The survey developed by Working together, Mighty Earth, Green America, INKOTA, National Wildlife Federation and Be Slavery Free (Australia and The Netherlands) was sent to the chocolate companies to make an input on the issue.
Mr Owusu-Addai says the companies were selected from the largest cocoa traders and chocolate manufacturers in the industry to smaller innovative companies.
He asserts that many of the chocolate companies are not doing enough to improve the livelihood of cocoa farmers given that 65 percent of cocoa comes from Ghana and Cote D’Ivoire.
He points out that of the 60 chocolate companies sampled in the survey, only few scored high in the key indicators they were marked against.
“We must begin to question these multinational companies when they come with the sustainability programmes they advertise seeking to improve the livelihood of farmers.”
Managing campaigner for EcoCare Ghana also says the chocolate manufacturing companies are not doing enough to address the issue of child labour.
“The ultimate reason why parents take their children to the farm is because of poverty.

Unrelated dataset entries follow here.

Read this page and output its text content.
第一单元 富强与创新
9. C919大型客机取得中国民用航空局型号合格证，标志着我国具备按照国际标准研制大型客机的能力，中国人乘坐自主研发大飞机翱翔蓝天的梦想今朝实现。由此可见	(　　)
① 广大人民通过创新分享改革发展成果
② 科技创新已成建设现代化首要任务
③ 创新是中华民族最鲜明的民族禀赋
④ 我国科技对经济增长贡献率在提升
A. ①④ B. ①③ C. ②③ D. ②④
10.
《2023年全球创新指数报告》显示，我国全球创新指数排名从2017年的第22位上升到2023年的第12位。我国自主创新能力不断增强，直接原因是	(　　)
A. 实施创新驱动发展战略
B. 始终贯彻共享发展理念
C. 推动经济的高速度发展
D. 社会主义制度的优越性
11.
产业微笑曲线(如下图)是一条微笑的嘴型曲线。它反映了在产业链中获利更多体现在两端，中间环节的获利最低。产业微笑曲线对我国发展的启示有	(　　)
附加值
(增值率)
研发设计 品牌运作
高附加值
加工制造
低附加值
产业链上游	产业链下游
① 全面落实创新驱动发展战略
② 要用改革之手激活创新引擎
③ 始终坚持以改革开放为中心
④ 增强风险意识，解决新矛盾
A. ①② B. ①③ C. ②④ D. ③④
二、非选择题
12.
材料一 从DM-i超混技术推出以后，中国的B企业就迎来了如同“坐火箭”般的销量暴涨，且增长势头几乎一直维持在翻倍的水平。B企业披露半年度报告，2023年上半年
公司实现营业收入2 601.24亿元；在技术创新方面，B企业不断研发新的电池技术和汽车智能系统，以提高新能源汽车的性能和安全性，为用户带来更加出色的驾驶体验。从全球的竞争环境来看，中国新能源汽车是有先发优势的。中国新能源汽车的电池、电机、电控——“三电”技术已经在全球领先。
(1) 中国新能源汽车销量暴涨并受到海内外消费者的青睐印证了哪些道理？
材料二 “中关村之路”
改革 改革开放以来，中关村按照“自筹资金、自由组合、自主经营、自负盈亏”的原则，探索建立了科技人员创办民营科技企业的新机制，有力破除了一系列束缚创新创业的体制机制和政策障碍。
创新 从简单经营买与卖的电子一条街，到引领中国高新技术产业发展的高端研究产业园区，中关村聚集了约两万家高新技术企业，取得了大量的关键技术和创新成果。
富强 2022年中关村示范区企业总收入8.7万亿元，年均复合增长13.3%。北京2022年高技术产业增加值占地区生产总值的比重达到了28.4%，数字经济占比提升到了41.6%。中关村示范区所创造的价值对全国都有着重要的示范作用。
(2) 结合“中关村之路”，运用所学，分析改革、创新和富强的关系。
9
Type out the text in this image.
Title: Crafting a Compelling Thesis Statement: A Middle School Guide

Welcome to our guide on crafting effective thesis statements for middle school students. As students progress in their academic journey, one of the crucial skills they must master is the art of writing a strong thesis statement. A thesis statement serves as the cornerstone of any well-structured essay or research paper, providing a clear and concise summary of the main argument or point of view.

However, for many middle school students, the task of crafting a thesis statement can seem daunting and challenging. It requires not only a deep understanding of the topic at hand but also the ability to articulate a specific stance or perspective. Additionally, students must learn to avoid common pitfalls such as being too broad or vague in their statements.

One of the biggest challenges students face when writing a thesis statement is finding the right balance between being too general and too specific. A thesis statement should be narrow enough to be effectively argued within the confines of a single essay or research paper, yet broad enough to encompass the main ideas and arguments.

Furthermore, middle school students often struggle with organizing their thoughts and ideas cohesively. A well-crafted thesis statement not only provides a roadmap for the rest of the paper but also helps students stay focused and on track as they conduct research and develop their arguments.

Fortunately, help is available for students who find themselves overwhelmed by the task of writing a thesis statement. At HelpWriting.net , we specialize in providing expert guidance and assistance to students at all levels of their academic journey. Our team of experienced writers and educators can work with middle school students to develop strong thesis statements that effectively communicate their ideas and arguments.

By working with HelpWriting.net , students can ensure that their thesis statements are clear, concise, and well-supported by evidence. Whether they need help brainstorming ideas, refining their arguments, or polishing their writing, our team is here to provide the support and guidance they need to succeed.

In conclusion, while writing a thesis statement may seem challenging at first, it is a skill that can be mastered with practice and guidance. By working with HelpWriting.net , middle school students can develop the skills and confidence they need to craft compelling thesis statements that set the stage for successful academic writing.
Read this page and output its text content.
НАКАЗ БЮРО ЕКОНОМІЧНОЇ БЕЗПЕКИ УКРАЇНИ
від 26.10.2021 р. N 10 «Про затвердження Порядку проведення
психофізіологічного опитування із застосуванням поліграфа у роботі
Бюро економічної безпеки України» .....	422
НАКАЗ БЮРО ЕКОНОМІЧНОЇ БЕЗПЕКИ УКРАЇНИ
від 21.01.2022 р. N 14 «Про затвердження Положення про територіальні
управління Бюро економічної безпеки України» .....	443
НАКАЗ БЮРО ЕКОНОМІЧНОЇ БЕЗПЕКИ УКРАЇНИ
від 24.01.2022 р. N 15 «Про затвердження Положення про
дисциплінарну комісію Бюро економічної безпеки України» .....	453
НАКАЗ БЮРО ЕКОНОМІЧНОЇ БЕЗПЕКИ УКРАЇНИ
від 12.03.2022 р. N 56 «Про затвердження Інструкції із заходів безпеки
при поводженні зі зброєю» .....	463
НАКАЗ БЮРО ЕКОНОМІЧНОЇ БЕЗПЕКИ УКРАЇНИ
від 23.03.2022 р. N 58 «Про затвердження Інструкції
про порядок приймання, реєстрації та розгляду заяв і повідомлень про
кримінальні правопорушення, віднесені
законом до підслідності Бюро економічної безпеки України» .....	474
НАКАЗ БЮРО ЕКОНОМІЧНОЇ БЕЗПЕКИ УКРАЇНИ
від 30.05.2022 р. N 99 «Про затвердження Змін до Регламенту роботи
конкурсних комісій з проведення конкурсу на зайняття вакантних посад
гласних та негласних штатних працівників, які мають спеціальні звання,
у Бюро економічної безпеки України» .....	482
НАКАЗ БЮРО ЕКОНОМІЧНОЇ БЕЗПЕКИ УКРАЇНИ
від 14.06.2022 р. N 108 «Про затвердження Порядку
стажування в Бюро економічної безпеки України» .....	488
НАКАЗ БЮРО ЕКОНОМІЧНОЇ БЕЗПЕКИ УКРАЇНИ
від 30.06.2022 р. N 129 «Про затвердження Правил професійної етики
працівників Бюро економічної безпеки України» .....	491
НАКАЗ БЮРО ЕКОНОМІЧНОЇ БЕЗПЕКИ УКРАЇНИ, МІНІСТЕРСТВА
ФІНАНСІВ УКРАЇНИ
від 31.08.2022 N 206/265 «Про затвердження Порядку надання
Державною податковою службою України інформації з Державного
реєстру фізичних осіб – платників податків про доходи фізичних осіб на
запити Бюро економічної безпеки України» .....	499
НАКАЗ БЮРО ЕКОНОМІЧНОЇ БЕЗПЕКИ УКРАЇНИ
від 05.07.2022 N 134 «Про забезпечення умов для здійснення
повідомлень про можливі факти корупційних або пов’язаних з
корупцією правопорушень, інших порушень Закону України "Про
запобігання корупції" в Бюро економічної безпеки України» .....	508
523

These multinationals are making billions from the cocoa but they are not investing in the farmers,” he asserts.
He says that the multinationals are also not investing in monitoring programs to curb the practise of child labour on cocoa farms
Cocoa Sustainability programmes are initiatives through which Ghana and CIV commit to the eradication of child labour and undue deforestation in their respective cocoa industries in order to ensure the industry’s sustainability enabling their chocolate making trade counterparties to claim they buy their cocoa only from countries that engage in ethical, sustainable cocoa farming and labour practices.
Deforestation is a major issue in Côte d’Ivoire and Ghana, which together produce nearly two-thirds of the world’s supply of cocoa. Côte d’Ivoire and Ghana respectively lost 25% and 8% of their primary forest between 2002-2019, with a significant portion of deforestation due to cocoa farming.
To end deforestation and restore forest areas, the governments of Côte d’Ivoire and Ghana and 35 leading cocoa and chocolate companies have joined together in the Cocoa & Forests Initiative since 2017.
Mars Wrigley claims that it is committed to paying LID in full to support cocoa farmers and will source over 165,000 metric tonnes from the two countries during the current crop season, this translating into LID payments to farmers in excess of US$65 million.
However, at the recent meetings Mars Wrigley called on both Ghana and CIV to ensure a level playing field by ensuring that all its competitors also pay LID to prevent them from having a distinct cost advantage. Towards this the company will commit to vocally supporting compulsory LID payments by all industry players around the world.
The talks and resultant agreements will be welcomed by both sides. Ghana and CIV have faced problems selling their cocoa with LID added on as COVID 19 has instigated a slump in worldwide demand for chocolate which has put downward pressure on cocoa prices on international markets.
Meanwhile the major chocolate makers have faced anger from retail consumers – particularly in the western hemisphere where most of their sales are made – who have threatened to boycott their products if Ghana and CIV cancel their cocoa sustainability programme agreements.